The exhibition, entitled “Romancing the Dance,” will be on display in the University Museum on the Southeast campus until March 22. The public is invited to a reception for the artist on March 1, from 4-6 p.m.

Riley said, “This series of giclée prints was developed during my sabbatical leave from Southeast during Fall 2000. During this sabbatical, I took many photographs of three members of the Aspen/Santa Fe Dance Company. These photographs, in combination with my drawings of the same dancers, were the start of my first, fully developed, digitally manipulated images.”

“Later, I became fascinated with the purity of the dance medium as revealed in the photographs alone. The six prints in this exhibition are a combination of layered and manipulated images enhancing the physicality of the original dance photos as well as some of the earlier combined images, she said.”

“I have used the photographic medium as many printmakers have done, as a starting point. The photographs are scanned into a computer and re-worked in the PhotoShop program,” she said. “The computer acts as the matrix, similar to the concept of a metal plate or a litho stone as the matrix for a traditional print. Once the image is ready to print, it can be printed using an inkjet printer and permanent pigment-based inks onto a rag paper.

“As a printmaker, I see endless possibilities for the digital medium by itself or in combination with the more traditional forms of the print, such as intaglio, lithography, woodcut and screenprinting.” Riley added, “These pieces are printed on an archival rag paper that gives them the softer look of a lithograph or screenprint. I see the roles of fine art and digital prints as interchangeable and interpenetrating not as separate and isolated genres.”

Riley received partial funding for this exhibition from a grant from the University's Grants and Research Fund.

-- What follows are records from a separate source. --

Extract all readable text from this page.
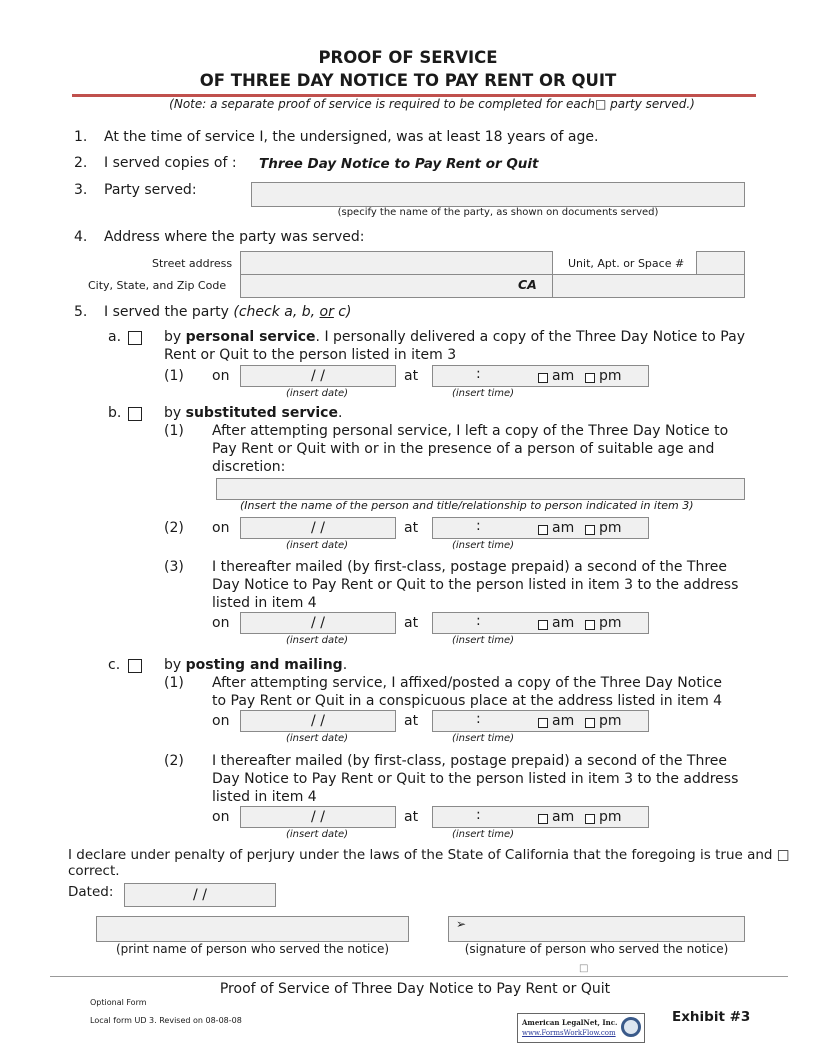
PROOF OF SERVICE
OF THREE DAY NOTICE TO PAY RENT OR QUIT
(Note: a separate proof of service is required to be completed for each□ party served.)
1. At the time of service I, the undersigned, was at least 18 years of age.
2. I served copies of : Three Day Notice to Pay Rent or Quit
3. Party served:
(specify the name of the party, as shown on documents served)
4. Address where the party was served:
Street address	Unit, Apt. or Space #
City, State, and Zip Code	CA
5. I served the party (check a, b, or c)
a.	by personal service. I personally delivered a copy of the Three Day Notice to Pay
Rent or Quit to the person listed in item 3
(1) on	/ /	at	:	am pm
(insert date)	(insert time)
b.	by substituted service.
(1) After attempting personal service, I left a copy of the Three Day Notice to
Pay Rent or Quit with or in the presence of a person of suitable age and
discretion:
(Insert the name of the person and title/relationship to person indicated in item 3)
(2) on	/ /	at	:	am pm
(insert date)	(insert time)
(3) I thereafter mailed (by first-class, postage prepaid) a second of the Three
Day Notice to Pay Rent or Quit to the person listed in item 3 to the address
listed in item 4
on	/ /	at	:	am pm
(insert date)	(insert time)
c.	by posting and mailing.
(1) After attempting service, I affixed/posted a copy of the Three Day Notice
to Pay Rent or Quit in a conspicuous place at the address listed in item 4
on	/ /	at	:	am pm
(insert date)	(insert time)
(2) I thereafter mailed (by first-class, postage prepaid) a second of the Three
Day Notice to Pay Rent or Quit to the person listed in item 3 to the address
listed in item 4
on	/ /	at	:	am pm
(insert date)	(insert time)
I declare under penalty of perjury under the laws of the State of California that the foregoing is true and □
correct.
Dated:	/ /
(print name of person who served the notice)
➢
(signature of person who served the notice)
□
Proof of Service of Three Day Notice to Pay Rent or Quit
Optional Form
Local form UD 3. Revised on 08-08-08	Exhibit #3
American LegalNet, Inc.
www.FormsWorkFlow.com
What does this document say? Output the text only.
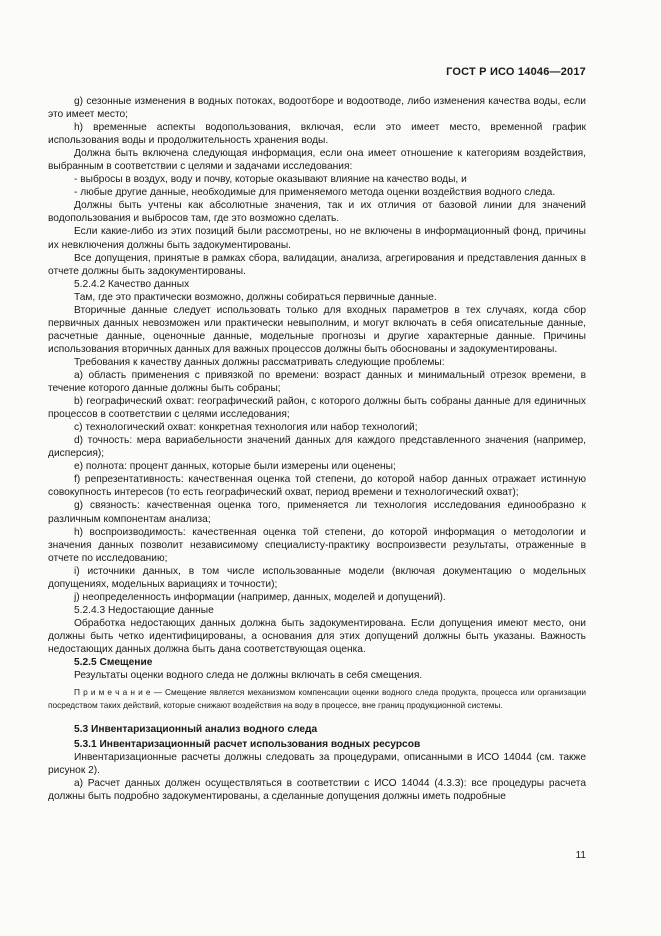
ГОСТ Р ИСО 14046—2017

g) сезонные изменения в водных потоках, водоотборе и водоотводе, либо изменения качества воды, если это имеет место;

h) временные аспекты водопользования, включая, если это имеет место, временной график использования воды и продолжительность хранения воды.

Должна быть включена следующая информация, если она имеет отношение к категориям воздействия, выбранным в соответствии с целями и задачами исследования:

- выбросы в воздух, воду и почву, которые оказывают влияние на качество воды, и

- любые другие данные, необходимые для применяемого метода оценки воздействия водного следа.

Должны быть учтены как абсолютные значения, так и их отличия от базовой линии для значений водопользования и выбросов там, где это возможно сделать.

Если какие-либо из этих позиций были рассмотрены, но не включены в информационный фонд, причины их невключения должны быть задокументированы.

Все допущения, принятые в рамках сбора, валидации, анализа, агрегирования и представления данных в отчете должны быть задокументированы.

5.2.4.2 Качество данных

Там, где это практически возможно, должны собираться первичные данные.

Вторичные данные следует использовать только для входных параметров в тех случаях, когда сбор первичных данных невозможен или практически невыполним, и могут включать в себя описательные данные, расчетные данные, оценочные данные, модельные прогнозы и другие характерные данные. Причины использования вторичных данных для важных процессов должны быть обоснованы и задокументированы.

Требования к качеству данных должны рассматривать следующие проблемы:

a) область применения с привязкой по времени: возраст данных и минимальный отрезок времени, в течение которого данные должны быть собраны;

b) географический охват: географический район, с которого должны быть собраны данные для единичных процессов в соответствии с целями исследования;

c) технологический охват: конкретная технология или набор технологий;

d) точность: мера вариабельности значений данных для каждого представленного значения (например, дисперсия);

e) полнота: процент данных, которые были измерены или оценены;

f) репрезентативность: качественная оценка той степени, до которой набор данных отражает истинную совокупность интересов (то есть географический охват, период времени и технологический охват);

g) связность: качественная оценка того, применяется ли технология исследования единообразно к различным компонентам анализа;

h) воспроизводимость: качественная оценка той степени, до которой информация о методологии и значения данных позволит независимому специалисту-практику воспроизвести результаты, отраженные в отчете по исследованию;

i) источники данных, в том числе использованные модели (включая документацию о модельных допущениях, модельных вариациях и точности);

j) неопределенность информации (например, данных, моделей и допущений).

5.2.4.3 Недостающие данные

Обработка недостающих данных должна быть задокументирована. Если допущения имеют место, они должны быть четко идентифицированы, а основания для этих допущений должны быть указаны. Важность недостающих данных должна быть дана соответствующая оценка.

5.2.5 Смещение

Результаты оценки водного следа не должны включать в себя смещения.

П р и м е ч а н и е — Смещение является механизмом компенсации оценки водного следа продукта, процесса или организации посредством таких действий, которые снижают воздействия на воду в процессе, вне границ продукционной системы.

5.3 Инвентаризационный анализ водного следа

5.3.1 Инвентаризационный расчет использования водных ресурсов

Инвентаризационные расчеты должны следовать за процедурами, описанными в ИСО 14044 (см. также рисунок 2).

a) Расчет данных должен осуществляться в соответствии с ИСО 14044 (4.3.3): все процедуры расчета должны быть подробно задокументированы, а сделанные допущения должны иметь подробные

11
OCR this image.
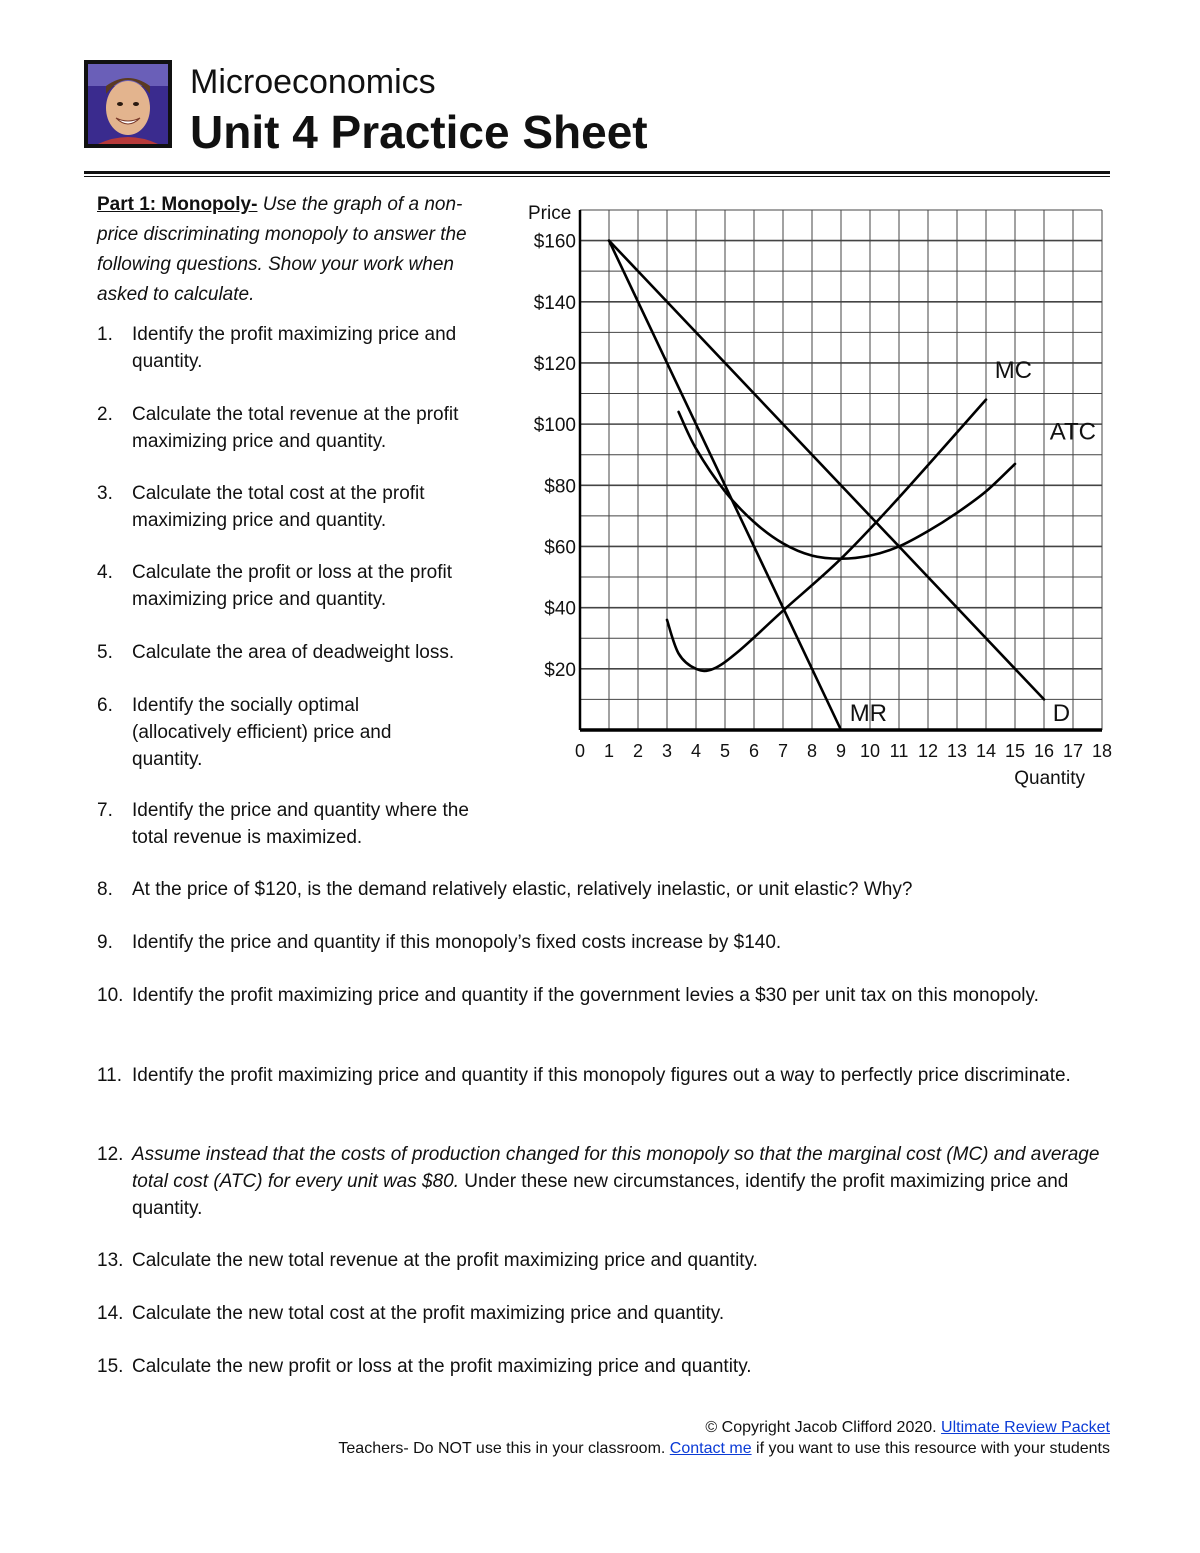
Microeconomics
Unit 4 Practice Sheet
Part 1: Monopoly- Use the graph of a non-price discriminating monopoly to answer the following questions. Show your work when asked to calculate.
1.	Identify the profit maximizing price and quantity.
2.	Calculate the total revenue at the profit maximizing price and quantity.
3.	Calculate the total cost at the profit maximizing price and quantity.
4.	Calculate the profit or loss at the profit maximizing price and quantity.
5.	Calculate the area of deadweight loss.
6.	Identify the socially optimal (allocatively efficient) price and quantity.
7.	Identify the price and quantity where the total revenue is maximized.
8.	At the price of $120, is the demand relatively elastic, relatively inelastic, or unit elastic? Why?
9.	Identify the price and quantity if this monopoly’s fixed costs increase by $140.
10. Identify the profit maximizing price and quantity if the government levies a $30 per unit tax on this monopoly.
11. Identify the profit maximizing price and quantity if this monopoly figures out a way to perfectly price discriminate.
12. Assume instead that the costs of production changed for this monopoly so that the marginal cost (MC) and average total cost (ATC) for every unit was $80. Under these new circumstances, identify the profit maximizing price and quantity.
13. Calculate the new total revenue at the profit maximizing price and quantity.
14. Calculate the new total cost at the profit maximizing price and quantity.
15. Calculate the new profit or loss at the profit maximizing price and quantity.
$20
$40
$60
$80
$100
$120
$140
$160
0 1 2 3 4 5 6 7 8 9 10 11 12 13 14 15 16 17 18
Price
Quantity
MC
ATC
MR	D
© Copyright Jacob Clifford 2020. Ultimate Review Packet
Teachers- Do NOT use this in your classroom. Contact me if you want to use this resource with your students
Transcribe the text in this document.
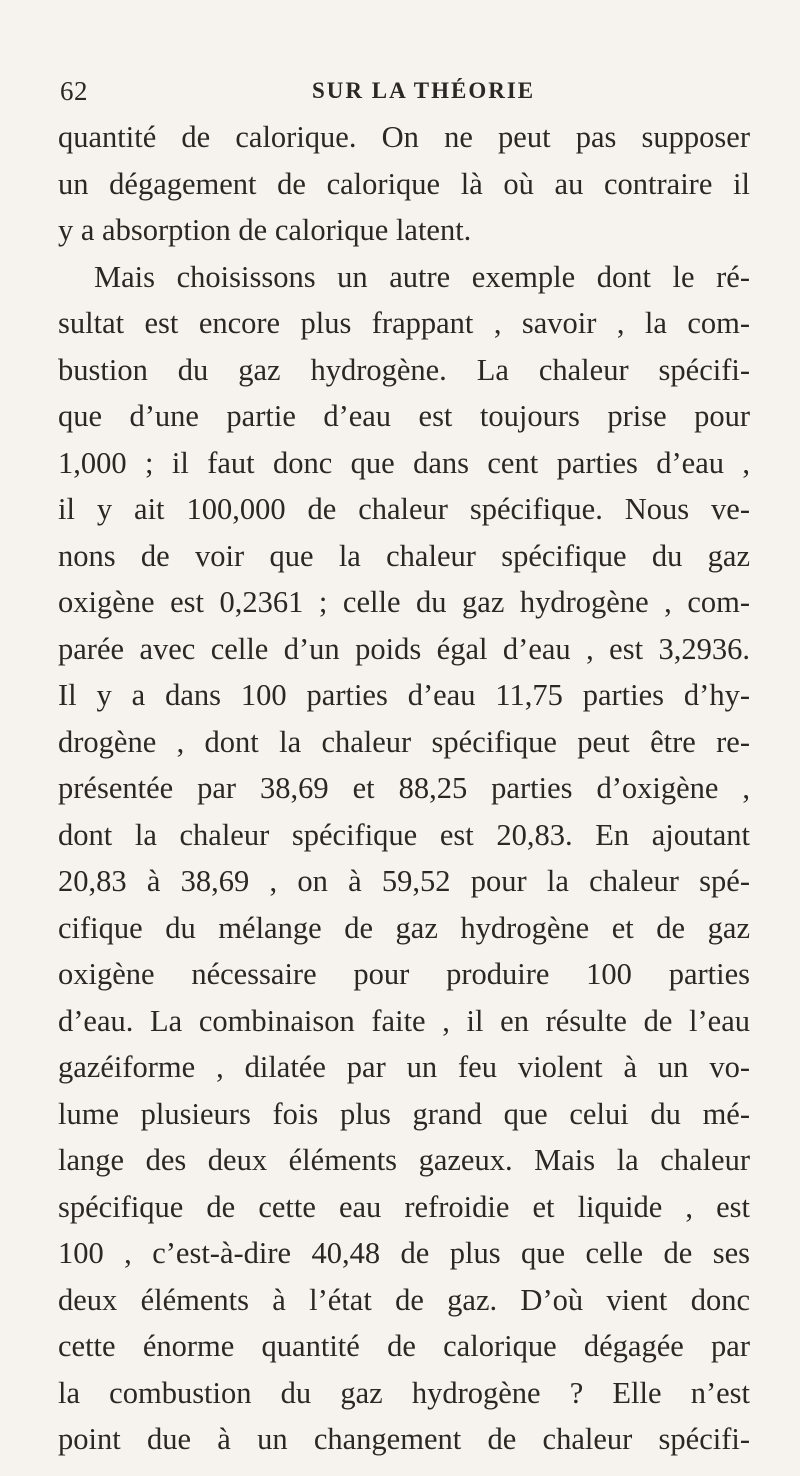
62	SUR LA THÉORIE
quantité de calorique. On ne peut pas supposer
un dégagement de calorique là où au contraire il
y a absorption de calorique latent.
Mais choisissons un autre exemple dont le ré-
sultat est encore plus frappant , savoir , la com-
bustion du gaz hydrogène. La chaleur spécifi-
que d’une partie d’eau est toujours prise pour
1,000 ; il faut donc que dans cent parties d’eau ,
il y ait 100,000 de chaleur spécifique. Nous ve-
nons de voir que la chaleur spécifique du gaz
oxigène est 0,2361 ; celle du gaz hydrogène , com-
parée avec celle d’un poids égal d’eau , est 3,2936.
Il y a dans 100 parties d’eau 11,75 parties d’hy-
drogène , dont la chaleur spécifique peut être re-
présentée par 38,69 et 88,25 parties d’oxigène ,
dont la chaleur spécifique est 20,83. En ajoutant
20,83 à 38,69 , on à 59,52 pour la chaleur spé-
cifique du mélange de gaz hydrogène et de gaz
oxigène nécessaire pour produire 100 parties
d’eau. La combinaison faite , il en résulte de l’eau
gazéiforme , dilatée par un feu violent à un vo-
lume plusieurs fois plus grand que celui du mé-
lange des deux éléments gazeux. Mais la chaleur
spécifique de cette eau refroidie et liquide , est
100 , c’est-à-dire 40,48 de plus que celle de ses
deux éléments à l’état de gaz. D’où vient donc
cette énorme quantité de calorique dégagée par
la combustion du gaz hydrogène ? Elle n’est
point due à un changement de chaleur spécifi-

She holds a master of fine arts degree from the University of Missouri-Columbia, and a bachelor of fine arts from Virginia Commonwealth University. She was chair of the Department of Art at Southeast from1994 to 2000.

Hours for the University Museum are Monday-Friday from 9 a.m.-4 p.m. and weekends from noon until 4 p.m. The Museum will be closed on March 16 and 17 for spring break.